San Francisco supervisors last week flared on the national political stage when they asked their Democratic congressional delegation to push for the impeachment of President George W. Bush on grounds of failure to perform his duties.

Supervisors cited leading the country into war in Iraq, weakening civil liberties, and being involved in other activities the board considers improper.

The vote for the resolution was 7-3, making it a sure target for right-wing radio and TV talk shows. San Francisco became an object of superconservatives’ scorn last November when it adopted a non-binding vote on barring military recruiters from the city’s public high schools. Fox News’ Bill O’Reilly called for the city to be bombed as a result. More recently, there was an uproar when Supervisor Gerardo Sandoval suggested on Fox News that the U.S. does not need a military.

The resolution dealing with that suggestion also calls for the impeachment of Vice President Dick Cheney. Supervisor Chris Daly said that resolution is justified because of the administration case for and handling of the Iraq war, the inadequate federal response to Hurricane Katrina and recent disclosure of a secret wiretapping program.

Daly said: “I think the case is clear, and I think it’s appropriate for us to weigh in.”

Mayor Gavin Newsom told the San Francisco Chronicle he hasn’t decided if he will sign the legislation to impeach. “On the list of one to 3,000,” he said, “it’s not even on that list of priorities for me to sign a resolution—that will have no force and effect—talking about impeachment.” Newsom is a Democrat and a frequent critic of Bush policies.

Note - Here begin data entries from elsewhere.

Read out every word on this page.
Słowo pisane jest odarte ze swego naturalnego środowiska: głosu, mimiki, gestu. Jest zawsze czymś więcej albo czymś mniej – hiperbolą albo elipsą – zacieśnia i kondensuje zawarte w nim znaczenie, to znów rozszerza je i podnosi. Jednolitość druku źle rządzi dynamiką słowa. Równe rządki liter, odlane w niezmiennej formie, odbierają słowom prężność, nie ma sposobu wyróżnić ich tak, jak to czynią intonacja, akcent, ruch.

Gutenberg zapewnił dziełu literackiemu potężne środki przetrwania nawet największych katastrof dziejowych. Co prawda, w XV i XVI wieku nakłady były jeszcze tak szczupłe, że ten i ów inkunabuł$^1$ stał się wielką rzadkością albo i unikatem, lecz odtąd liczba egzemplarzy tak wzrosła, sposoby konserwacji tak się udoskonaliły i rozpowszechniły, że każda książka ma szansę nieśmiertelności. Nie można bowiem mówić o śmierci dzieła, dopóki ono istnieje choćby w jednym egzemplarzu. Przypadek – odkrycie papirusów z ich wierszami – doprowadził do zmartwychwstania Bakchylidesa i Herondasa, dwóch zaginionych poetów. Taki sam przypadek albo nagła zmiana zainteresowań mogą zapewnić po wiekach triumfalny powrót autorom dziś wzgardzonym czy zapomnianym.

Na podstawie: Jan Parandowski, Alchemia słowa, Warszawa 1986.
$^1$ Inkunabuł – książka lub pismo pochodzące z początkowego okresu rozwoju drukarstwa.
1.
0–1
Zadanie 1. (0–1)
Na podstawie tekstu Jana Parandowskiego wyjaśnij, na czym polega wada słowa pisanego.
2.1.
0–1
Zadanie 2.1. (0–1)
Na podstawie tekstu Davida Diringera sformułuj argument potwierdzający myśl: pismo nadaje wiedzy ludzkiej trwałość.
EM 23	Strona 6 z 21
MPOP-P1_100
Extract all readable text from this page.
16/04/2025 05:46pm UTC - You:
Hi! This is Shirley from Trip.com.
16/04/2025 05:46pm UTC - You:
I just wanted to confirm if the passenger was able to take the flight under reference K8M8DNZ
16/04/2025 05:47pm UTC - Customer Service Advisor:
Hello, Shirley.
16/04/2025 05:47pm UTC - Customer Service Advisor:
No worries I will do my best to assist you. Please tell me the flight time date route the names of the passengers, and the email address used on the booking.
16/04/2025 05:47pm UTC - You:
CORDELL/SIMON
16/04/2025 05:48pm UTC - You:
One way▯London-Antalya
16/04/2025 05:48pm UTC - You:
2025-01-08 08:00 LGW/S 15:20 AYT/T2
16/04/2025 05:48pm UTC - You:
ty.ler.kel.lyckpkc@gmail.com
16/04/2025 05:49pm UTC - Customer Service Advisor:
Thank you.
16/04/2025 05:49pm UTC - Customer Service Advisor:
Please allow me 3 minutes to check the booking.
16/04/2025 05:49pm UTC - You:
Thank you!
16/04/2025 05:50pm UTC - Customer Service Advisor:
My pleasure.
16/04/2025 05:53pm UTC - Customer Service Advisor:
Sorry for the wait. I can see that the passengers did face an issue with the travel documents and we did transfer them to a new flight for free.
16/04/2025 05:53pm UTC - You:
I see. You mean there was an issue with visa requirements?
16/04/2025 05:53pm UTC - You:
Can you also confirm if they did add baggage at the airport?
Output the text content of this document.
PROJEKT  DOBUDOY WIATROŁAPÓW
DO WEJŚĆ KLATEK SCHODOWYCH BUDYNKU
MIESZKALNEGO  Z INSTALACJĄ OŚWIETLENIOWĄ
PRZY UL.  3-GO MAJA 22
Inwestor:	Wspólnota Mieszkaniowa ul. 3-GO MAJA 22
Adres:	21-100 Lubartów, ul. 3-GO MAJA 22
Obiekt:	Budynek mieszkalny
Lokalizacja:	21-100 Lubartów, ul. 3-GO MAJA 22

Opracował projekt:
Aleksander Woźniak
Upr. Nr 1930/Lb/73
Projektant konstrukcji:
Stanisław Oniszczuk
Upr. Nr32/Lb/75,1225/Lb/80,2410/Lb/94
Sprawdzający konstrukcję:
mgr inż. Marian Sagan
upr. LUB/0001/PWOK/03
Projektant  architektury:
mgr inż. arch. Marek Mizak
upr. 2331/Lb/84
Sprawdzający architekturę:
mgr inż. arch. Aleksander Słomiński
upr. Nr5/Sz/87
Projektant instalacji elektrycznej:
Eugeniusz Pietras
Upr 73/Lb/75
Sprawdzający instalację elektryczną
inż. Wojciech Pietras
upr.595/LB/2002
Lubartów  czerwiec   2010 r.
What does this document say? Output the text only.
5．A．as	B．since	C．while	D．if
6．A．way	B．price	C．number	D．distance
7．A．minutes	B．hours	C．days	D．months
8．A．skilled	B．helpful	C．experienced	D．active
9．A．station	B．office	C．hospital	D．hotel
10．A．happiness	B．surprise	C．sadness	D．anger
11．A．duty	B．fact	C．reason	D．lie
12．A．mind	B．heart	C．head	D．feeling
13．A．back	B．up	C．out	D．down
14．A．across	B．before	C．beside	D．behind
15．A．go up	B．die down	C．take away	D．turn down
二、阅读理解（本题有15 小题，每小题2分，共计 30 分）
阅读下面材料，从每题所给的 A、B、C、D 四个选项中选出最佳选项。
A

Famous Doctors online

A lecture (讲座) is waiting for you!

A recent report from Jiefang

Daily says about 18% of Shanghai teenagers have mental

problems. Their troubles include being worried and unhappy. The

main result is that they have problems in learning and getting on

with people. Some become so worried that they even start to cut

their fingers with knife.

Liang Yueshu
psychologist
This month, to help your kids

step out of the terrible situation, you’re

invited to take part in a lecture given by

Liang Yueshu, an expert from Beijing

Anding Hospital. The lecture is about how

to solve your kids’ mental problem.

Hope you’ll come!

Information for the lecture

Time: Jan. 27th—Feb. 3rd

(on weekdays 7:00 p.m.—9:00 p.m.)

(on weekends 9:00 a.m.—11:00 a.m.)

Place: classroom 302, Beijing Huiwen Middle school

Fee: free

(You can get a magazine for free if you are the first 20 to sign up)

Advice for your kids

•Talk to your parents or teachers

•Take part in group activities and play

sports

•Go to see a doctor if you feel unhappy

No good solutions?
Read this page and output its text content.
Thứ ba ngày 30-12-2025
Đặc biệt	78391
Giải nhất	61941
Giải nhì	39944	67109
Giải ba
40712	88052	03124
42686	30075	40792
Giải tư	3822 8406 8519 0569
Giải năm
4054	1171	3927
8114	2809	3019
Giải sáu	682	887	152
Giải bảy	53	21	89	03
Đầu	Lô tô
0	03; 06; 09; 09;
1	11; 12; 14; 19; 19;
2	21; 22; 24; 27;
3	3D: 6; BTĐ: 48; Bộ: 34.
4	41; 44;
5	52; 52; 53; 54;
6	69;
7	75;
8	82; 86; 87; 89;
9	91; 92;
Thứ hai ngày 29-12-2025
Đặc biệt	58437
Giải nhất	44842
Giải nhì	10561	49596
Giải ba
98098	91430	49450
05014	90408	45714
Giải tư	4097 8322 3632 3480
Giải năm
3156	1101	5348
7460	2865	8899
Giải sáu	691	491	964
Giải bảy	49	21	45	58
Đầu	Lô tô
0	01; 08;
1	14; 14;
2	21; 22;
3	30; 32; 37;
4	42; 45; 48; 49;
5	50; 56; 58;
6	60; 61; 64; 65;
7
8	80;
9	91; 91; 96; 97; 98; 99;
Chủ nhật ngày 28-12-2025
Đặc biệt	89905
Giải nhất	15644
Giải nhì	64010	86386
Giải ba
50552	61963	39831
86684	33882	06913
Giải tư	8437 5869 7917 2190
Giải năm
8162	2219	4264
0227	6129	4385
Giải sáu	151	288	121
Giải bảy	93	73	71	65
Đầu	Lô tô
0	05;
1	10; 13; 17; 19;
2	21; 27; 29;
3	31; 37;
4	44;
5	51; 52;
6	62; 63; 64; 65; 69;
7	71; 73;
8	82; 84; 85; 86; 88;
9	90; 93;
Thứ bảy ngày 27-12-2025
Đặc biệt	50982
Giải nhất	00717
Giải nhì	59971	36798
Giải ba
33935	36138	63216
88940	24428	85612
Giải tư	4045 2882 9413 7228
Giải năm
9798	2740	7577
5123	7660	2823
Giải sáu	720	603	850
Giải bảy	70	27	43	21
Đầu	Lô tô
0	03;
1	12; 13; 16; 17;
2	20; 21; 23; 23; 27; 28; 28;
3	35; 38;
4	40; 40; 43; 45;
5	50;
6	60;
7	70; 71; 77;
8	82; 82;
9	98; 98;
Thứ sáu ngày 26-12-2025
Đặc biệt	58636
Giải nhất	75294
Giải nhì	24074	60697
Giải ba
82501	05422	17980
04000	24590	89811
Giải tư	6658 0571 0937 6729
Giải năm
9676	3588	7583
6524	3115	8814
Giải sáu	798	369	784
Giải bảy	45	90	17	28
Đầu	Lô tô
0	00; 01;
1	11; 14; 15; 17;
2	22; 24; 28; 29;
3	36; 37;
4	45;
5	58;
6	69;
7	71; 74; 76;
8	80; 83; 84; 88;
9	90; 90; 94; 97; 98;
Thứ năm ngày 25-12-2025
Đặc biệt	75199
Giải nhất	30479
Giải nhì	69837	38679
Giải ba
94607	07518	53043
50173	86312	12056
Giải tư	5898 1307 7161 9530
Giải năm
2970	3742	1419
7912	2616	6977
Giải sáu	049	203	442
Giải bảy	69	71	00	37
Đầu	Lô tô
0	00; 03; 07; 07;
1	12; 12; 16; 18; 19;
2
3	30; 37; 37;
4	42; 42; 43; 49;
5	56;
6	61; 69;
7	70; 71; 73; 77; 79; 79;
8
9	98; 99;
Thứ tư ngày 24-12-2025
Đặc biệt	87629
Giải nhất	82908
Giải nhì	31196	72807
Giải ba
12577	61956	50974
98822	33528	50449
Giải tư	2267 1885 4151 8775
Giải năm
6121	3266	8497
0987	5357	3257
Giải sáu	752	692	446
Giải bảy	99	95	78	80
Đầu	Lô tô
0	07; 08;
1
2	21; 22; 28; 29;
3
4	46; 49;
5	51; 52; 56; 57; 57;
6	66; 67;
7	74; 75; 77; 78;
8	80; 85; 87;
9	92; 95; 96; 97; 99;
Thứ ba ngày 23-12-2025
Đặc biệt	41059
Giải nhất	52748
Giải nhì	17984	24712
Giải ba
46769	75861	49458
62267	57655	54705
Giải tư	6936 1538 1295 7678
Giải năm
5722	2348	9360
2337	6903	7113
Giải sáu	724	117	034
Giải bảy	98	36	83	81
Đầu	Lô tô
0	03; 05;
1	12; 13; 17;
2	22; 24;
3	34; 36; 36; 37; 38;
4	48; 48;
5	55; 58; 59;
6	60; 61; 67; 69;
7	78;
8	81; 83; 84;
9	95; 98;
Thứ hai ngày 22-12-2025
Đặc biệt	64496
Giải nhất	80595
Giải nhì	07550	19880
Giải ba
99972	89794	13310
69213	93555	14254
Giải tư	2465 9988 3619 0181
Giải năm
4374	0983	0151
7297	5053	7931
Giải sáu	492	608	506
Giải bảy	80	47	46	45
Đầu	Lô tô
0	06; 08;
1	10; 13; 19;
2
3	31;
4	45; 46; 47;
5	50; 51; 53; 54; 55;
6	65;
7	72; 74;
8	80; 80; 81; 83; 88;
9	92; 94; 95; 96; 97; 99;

U.S. Rep. Tom Lantos of San Mateo, whose district includes a small portion of San Francisco, told the newspaper: “Real change in the direction of our country will come about when the Republicans no longer control the executive and legislative branches. We need to take control of the House, elect more Democratic senators and take control of the White House in 2008.”

At a town meeting in January, House Democratic leader Rep. Nancy Pelosi was asked about her stance on impeachment. “Win the election,” she said. “Then you can change the policy of our country.”

The editor of Talkers Magazine, Michael Harrison, said the resolutions may not bring derisive comments from broadcasters. “I don’t think the vote will be a joke,” he said, “because George Bush is in more trouble with his conservative backers than ever, particularly talk radio hosts.”

A large number of conservatives are angry with the president over such issues as the Dubai ports deal, the secret spying program and the vice president’s shooting of a hunting buddy.

Mayor Newsom is not worried the board’s position will harm the city’s reputation. “I don’t think it damages the city in any significant way,” he said. “I think the things we’re ridiculed about…are some of the proudest moments in the city in terms of advancing our values—and they tend to transcend our borders.”